Combat & Progression Integration
I developed a full loop involving resource gathering, enemy encounters, and optional side objectives to test how story and challenge can coexist in small modular environments.
Gameplay Highlights
- Two complete dungeons, each built around a unique theme and traversal mechanic
- Functional questlines with branching triggers and NPC states
- Two enemy archetypes with distinct combat behavior
- Playable archer class with stamina-driven dodge and timing-based attacks
- Functional minimap and encounter indicators (blockout-level fidelity)

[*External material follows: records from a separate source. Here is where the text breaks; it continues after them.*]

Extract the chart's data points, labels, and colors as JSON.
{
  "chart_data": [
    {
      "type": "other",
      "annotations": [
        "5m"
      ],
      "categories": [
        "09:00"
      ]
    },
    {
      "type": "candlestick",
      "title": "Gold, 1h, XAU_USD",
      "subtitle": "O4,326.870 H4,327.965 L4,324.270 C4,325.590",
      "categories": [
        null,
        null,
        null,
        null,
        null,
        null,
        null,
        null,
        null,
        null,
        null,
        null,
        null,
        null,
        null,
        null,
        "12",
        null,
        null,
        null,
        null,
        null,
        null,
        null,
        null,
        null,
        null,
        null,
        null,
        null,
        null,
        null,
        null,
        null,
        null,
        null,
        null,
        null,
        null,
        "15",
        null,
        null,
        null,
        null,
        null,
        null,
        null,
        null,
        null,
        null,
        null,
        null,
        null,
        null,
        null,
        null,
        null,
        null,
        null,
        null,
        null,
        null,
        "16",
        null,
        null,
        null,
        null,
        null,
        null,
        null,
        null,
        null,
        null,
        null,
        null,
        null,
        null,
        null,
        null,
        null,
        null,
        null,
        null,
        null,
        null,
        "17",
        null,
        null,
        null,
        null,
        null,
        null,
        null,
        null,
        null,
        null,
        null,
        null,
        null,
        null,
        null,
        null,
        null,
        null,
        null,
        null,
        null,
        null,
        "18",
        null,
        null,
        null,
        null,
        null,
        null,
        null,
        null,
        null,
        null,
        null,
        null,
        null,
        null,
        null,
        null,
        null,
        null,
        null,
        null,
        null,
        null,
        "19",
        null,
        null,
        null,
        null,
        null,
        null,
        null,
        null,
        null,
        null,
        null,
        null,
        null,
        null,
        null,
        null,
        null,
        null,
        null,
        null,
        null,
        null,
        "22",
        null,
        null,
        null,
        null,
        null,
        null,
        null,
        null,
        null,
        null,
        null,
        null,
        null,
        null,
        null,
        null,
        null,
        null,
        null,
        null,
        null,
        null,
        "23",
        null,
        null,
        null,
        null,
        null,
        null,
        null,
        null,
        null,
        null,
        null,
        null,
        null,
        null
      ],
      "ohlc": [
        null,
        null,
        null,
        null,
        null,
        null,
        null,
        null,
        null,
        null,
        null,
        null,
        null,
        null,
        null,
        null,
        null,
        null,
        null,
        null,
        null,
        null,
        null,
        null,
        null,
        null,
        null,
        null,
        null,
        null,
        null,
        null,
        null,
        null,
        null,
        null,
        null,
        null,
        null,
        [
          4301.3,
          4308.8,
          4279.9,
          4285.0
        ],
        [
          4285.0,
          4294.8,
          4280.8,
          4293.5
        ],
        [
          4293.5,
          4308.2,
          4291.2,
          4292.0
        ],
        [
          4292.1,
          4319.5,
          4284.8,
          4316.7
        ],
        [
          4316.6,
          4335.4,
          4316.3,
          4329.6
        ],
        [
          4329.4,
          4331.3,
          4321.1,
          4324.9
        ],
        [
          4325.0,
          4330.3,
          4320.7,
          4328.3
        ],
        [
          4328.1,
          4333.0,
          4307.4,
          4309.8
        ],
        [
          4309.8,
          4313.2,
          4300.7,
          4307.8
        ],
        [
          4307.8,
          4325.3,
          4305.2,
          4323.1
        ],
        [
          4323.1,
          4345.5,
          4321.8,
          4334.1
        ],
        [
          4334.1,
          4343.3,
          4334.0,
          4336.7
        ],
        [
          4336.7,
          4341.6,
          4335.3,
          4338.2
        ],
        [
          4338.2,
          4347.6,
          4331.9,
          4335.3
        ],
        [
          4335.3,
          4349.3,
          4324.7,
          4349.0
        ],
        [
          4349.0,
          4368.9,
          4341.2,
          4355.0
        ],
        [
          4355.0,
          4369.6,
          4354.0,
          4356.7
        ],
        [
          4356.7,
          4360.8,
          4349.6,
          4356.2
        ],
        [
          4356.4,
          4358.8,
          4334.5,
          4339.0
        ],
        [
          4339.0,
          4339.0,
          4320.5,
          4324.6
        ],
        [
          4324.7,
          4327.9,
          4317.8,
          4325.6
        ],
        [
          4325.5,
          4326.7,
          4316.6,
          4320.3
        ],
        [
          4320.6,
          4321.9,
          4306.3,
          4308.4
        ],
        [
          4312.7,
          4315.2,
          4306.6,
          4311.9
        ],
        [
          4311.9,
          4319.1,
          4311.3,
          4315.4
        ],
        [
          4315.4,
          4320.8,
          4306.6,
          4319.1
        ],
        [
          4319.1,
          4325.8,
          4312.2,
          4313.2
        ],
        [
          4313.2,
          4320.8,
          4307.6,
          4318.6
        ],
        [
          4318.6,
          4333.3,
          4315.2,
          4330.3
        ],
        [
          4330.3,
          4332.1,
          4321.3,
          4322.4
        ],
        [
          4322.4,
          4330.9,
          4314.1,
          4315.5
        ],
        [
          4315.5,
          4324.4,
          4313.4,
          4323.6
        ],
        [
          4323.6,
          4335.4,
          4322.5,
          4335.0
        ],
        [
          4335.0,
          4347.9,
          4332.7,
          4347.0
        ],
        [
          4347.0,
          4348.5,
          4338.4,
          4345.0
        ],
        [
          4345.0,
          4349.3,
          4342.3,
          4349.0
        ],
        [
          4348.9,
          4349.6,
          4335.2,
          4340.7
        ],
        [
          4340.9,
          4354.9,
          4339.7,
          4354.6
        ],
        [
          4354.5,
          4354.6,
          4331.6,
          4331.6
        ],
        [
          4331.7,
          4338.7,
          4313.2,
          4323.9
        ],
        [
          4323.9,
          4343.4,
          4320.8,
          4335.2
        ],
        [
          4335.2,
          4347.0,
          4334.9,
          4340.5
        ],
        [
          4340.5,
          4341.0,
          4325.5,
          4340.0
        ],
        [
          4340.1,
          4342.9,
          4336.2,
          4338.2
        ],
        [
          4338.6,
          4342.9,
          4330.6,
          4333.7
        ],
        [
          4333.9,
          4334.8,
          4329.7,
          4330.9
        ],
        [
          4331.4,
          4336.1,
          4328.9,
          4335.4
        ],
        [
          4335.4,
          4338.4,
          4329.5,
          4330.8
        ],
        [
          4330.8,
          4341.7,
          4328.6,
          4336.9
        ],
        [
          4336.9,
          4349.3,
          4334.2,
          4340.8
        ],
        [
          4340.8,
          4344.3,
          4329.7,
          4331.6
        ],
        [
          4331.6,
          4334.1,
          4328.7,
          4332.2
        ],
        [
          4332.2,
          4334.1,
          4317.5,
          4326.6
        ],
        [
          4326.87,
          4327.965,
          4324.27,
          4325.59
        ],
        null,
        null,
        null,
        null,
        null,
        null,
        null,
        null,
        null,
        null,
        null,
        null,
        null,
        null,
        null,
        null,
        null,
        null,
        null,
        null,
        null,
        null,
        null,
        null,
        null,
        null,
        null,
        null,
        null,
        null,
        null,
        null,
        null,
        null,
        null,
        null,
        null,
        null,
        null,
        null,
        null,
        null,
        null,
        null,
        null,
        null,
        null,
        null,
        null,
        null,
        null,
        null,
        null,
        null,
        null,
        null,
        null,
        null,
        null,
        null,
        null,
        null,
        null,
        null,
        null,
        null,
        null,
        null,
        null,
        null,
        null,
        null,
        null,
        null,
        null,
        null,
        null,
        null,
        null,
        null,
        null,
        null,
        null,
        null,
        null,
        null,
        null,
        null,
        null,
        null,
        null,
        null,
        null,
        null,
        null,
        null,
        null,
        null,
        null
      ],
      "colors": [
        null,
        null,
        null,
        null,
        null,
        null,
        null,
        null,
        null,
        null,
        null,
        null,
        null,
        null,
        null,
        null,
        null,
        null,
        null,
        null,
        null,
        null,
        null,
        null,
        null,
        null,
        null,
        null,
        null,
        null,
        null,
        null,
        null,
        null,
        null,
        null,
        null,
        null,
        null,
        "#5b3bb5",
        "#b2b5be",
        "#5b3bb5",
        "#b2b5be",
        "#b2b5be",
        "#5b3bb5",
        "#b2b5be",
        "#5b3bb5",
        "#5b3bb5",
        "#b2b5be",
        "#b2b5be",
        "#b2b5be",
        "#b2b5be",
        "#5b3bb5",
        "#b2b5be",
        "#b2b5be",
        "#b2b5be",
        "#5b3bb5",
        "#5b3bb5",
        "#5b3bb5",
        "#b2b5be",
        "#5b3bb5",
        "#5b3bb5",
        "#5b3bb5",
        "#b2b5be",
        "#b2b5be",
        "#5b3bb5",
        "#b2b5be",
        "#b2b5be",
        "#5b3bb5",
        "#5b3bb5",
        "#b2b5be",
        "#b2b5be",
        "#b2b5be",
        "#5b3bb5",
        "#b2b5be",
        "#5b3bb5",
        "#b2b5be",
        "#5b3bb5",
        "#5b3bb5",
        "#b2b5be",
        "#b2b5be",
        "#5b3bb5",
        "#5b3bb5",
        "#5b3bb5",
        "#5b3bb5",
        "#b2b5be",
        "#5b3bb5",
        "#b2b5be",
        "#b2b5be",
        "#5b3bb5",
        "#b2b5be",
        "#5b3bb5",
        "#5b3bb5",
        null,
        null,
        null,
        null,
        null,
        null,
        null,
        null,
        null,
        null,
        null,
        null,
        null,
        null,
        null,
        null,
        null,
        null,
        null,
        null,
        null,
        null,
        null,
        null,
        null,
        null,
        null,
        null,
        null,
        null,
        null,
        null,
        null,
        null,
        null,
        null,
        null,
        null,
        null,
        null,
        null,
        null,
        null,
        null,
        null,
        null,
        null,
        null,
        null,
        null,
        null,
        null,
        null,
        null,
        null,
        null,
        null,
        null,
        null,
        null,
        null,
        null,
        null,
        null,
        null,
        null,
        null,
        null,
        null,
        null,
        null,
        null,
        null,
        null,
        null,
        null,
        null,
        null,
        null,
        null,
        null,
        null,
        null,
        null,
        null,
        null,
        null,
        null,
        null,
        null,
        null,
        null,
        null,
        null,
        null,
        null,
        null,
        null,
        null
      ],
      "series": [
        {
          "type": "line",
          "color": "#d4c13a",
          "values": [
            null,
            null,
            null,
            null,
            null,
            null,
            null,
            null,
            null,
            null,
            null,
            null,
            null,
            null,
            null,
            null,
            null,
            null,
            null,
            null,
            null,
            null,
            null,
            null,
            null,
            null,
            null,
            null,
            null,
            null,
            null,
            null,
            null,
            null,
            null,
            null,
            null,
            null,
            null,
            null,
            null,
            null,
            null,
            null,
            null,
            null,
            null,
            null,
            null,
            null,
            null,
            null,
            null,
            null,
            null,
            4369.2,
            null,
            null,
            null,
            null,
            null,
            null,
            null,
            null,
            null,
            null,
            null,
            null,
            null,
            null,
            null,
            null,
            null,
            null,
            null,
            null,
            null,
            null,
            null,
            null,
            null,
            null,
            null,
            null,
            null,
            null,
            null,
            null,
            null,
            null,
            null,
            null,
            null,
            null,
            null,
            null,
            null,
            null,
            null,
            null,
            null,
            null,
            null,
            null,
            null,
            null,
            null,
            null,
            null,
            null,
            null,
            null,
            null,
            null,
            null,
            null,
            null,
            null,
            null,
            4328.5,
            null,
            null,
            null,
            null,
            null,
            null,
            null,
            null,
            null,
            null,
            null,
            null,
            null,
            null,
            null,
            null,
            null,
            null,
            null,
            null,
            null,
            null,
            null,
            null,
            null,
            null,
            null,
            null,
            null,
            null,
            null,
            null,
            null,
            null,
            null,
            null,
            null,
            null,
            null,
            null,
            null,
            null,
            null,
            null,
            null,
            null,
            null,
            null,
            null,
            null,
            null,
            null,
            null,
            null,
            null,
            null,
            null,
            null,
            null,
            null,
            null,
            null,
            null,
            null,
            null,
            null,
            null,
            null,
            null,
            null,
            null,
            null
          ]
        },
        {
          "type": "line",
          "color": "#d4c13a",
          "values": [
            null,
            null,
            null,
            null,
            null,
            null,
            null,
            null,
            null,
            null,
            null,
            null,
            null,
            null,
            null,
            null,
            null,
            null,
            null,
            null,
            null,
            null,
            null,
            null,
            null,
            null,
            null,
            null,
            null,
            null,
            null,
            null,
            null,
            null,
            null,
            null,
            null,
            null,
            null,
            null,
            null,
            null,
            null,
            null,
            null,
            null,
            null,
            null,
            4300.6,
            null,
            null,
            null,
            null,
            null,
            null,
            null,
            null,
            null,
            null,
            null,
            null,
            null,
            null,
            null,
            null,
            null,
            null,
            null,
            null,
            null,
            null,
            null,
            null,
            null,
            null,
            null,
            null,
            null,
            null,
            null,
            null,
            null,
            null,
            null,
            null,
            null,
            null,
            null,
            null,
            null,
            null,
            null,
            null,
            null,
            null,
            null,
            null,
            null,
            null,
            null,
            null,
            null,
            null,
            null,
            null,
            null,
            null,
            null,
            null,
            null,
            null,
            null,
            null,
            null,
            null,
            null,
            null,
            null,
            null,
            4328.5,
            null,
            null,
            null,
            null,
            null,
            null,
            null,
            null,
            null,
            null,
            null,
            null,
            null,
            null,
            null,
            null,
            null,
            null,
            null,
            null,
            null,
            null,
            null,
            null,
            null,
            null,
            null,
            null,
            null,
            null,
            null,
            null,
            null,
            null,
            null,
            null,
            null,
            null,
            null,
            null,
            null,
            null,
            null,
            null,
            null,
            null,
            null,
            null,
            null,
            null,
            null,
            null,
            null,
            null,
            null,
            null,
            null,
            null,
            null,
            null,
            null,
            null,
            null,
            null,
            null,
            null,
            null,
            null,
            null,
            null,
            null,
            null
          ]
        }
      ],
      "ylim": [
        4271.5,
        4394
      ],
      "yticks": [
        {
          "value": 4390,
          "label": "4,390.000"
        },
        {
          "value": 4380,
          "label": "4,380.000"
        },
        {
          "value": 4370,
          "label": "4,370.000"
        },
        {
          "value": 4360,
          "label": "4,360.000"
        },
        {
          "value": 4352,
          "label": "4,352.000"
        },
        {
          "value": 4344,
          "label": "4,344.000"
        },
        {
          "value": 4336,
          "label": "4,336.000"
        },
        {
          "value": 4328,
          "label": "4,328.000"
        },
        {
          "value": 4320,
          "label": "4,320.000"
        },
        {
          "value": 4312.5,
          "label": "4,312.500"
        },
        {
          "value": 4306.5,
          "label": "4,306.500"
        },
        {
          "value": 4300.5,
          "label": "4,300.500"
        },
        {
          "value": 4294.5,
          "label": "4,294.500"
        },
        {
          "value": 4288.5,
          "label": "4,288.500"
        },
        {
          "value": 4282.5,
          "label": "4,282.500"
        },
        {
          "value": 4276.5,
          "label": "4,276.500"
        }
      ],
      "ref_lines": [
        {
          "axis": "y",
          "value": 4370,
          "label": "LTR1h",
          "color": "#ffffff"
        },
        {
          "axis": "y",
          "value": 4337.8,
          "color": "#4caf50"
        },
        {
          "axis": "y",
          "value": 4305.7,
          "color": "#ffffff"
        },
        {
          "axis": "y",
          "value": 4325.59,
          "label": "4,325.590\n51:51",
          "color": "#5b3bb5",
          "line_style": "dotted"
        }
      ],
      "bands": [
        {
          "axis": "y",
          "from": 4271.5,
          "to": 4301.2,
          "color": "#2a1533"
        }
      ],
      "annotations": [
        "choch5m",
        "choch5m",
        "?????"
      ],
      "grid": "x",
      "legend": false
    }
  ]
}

Visual Design: Functional Minimalism
Instead of spending development time on VFX, polish, or shaders, I focused on blockout visuals that communicated core functionality. Every element, from walls to floor decals, served the prototype’s goals: clarity, testability, and iteration.
Outcomes & Reflection
This project was driven entirely by passion, for level design, system interplay, and the world Albion presents. While developed independently and purely as anon-commercial prototype, Noibla Offline gave me the space to:
- Apply adaptive design thinking in a live combat loop
- Test how narrative beats can live within procedural-like layouts
- Explore pacing, encounter flow, and player-driven exploration
- Push my skills in prototyping under real-time constraints
The layouts aren’t final, nor are the systems polished, but the experiment provided incredible insight into what makes dungeon design sticky, emotional,and memorable.